In m-g-h/scrapurrr: Functional Programming Style Webscraping à la purrr

knitr::opts_chunk$set(
  collapse = TRUE,
  comment = "#>"
)

library(scrapurrr)

This vignette explains webscraping workflows using the map_scrape() family of functions:

The basic scrapurr workflow is:

Define a list of links or html files to scrape
Write a scrapefun() that contains the webscraping logic
Apply the scrapefun() to the list using scrapurrr()

For more involved webscraping projects, we can split the on-line gathering of page contents from the off-line extraction and parsing (see below). This is useful when there are obstacles to content gathering and we can not trial-and-error indefenitly.

Basic Workflow: Scraping German state capitals from Wikipedia

Assessing the scope of the webscraping project

Lets start with scraping the capital city of Bavaria. This info is easily available, e.g. on Wikipedia.

Before writing the webscraper, lets assess whether we need a webdriver or not. With view_html() we can see what the computer receives via read_html() from rvest/xml2 in the viewer: Looks like we have a static html page and the capital is easily accessible. If the content would be loaded dynamically or if it was obfuscated I would have needed a webdriver like phantomjs or Selenium.

Scraping a single Wikipedia page

Using rvest we can download the page html and extract the information:

library(rvest)
library(tidyverse)

# Download the html of "https://en.wikipedia.org/wiki/Bavaria"
page = read_html("https://en.wikipedia.org/wiki/Bavaria")

# Extract name of country
page %>% 
  html_element("h1") %>% 
  html_text()

# Extract capital city
page %>% 
  html_element("table.infobox") %>% 
  html_table(header = F) %>% 
  filter(str_detect(X1, "Capital")) %>% 
  pull("X2")

Scaling the webscraping task

To get the capitals of each of the 16 German states we need to access multiple Wikipedia pages. Let's use the basic scrapurrr style approach to this:

1. Define the list of links from which data needs to be extracted

# We could search the wikipedia links manually - or use webscraping:
state_links = read_html("https://en.wikipedia.org/wiki/States_of_Germany") %>% 
  html_element(".wikitable") %>% 
  html_elements("tr> td:nth-child(3)") %>% 
  html_elements("a") %>% 
  html_attr("href") %>% 
  paste0("https://en.wikipedia.org", .)

head(state_links)

2. Define an extraction function capturing the repetitive webscraping tasks :

The following function captures the complete webscraping logic: downloading the page html and extracting the relevant content. For use in the map_scrape_dfr() function provided in this package one thing is important: that it returns a named list. This allows to present the output as a dataframe.

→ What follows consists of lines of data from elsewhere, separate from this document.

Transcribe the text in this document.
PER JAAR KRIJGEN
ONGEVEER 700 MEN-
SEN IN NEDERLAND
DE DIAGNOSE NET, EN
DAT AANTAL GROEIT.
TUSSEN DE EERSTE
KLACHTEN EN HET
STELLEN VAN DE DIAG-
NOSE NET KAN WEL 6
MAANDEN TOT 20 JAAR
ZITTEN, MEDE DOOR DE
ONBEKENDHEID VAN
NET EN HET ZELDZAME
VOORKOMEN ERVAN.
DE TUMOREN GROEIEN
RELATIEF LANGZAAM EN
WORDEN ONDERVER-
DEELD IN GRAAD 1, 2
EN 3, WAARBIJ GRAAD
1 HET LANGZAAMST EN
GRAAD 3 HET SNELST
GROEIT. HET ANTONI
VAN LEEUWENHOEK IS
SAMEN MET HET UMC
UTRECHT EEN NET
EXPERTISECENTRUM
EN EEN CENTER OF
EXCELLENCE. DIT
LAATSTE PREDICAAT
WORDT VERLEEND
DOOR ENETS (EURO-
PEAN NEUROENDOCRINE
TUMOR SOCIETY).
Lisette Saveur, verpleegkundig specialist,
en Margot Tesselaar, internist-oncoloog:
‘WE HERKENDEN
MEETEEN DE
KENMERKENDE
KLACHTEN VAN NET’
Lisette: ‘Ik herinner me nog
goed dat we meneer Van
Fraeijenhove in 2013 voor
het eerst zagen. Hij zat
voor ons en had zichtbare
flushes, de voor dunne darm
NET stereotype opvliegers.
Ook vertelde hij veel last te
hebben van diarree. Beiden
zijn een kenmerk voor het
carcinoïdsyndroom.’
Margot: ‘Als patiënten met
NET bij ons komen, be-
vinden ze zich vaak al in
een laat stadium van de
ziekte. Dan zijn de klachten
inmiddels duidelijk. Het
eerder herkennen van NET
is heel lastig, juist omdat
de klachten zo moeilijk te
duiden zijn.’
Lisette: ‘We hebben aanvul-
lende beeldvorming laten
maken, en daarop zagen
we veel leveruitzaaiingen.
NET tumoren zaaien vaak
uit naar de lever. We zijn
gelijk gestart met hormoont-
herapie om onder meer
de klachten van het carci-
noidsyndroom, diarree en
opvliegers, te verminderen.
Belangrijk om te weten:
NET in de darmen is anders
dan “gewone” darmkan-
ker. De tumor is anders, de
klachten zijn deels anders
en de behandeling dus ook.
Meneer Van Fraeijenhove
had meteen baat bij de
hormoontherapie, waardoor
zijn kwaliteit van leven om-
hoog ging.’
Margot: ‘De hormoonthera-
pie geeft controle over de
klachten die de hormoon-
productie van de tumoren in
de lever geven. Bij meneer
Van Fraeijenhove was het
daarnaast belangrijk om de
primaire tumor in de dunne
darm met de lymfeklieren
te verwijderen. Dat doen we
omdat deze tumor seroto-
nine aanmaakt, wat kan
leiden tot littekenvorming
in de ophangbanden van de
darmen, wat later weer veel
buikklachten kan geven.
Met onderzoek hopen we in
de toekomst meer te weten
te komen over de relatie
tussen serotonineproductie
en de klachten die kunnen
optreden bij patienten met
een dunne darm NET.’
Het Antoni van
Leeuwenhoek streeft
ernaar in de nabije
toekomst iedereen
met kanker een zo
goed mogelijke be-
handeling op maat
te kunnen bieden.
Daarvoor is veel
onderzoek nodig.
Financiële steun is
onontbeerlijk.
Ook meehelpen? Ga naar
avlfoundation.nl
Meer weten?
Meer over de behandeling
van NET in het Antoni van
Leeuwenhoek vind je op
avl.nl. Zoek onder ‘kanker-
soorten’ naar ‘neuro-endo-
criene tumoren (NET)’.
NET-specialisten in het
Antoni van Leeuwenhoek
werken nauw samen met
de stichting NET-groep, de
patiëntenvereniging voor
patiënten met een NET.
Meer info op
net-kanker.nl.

# Define the extraction function
get_capitals = function(link){
  # Download html
  .page = read_html(link)

  # Extract name of country
  State = .page %>% 
    html_element("h1") %>% 
    html_text()

  # Extract capital city
  Capital = .page %>% 
    html_element("table.infobox") %>% 
    html_table(header = F) %>% 
    filter(str_detect(X1, "Capital")) %>% 
    pull("X2")

  # Return results as named list
  return_named_list()
}

Further information on how to write a scrapefun() and how to use return_named_list() is given in vignette("scrapefuns_and_helpers").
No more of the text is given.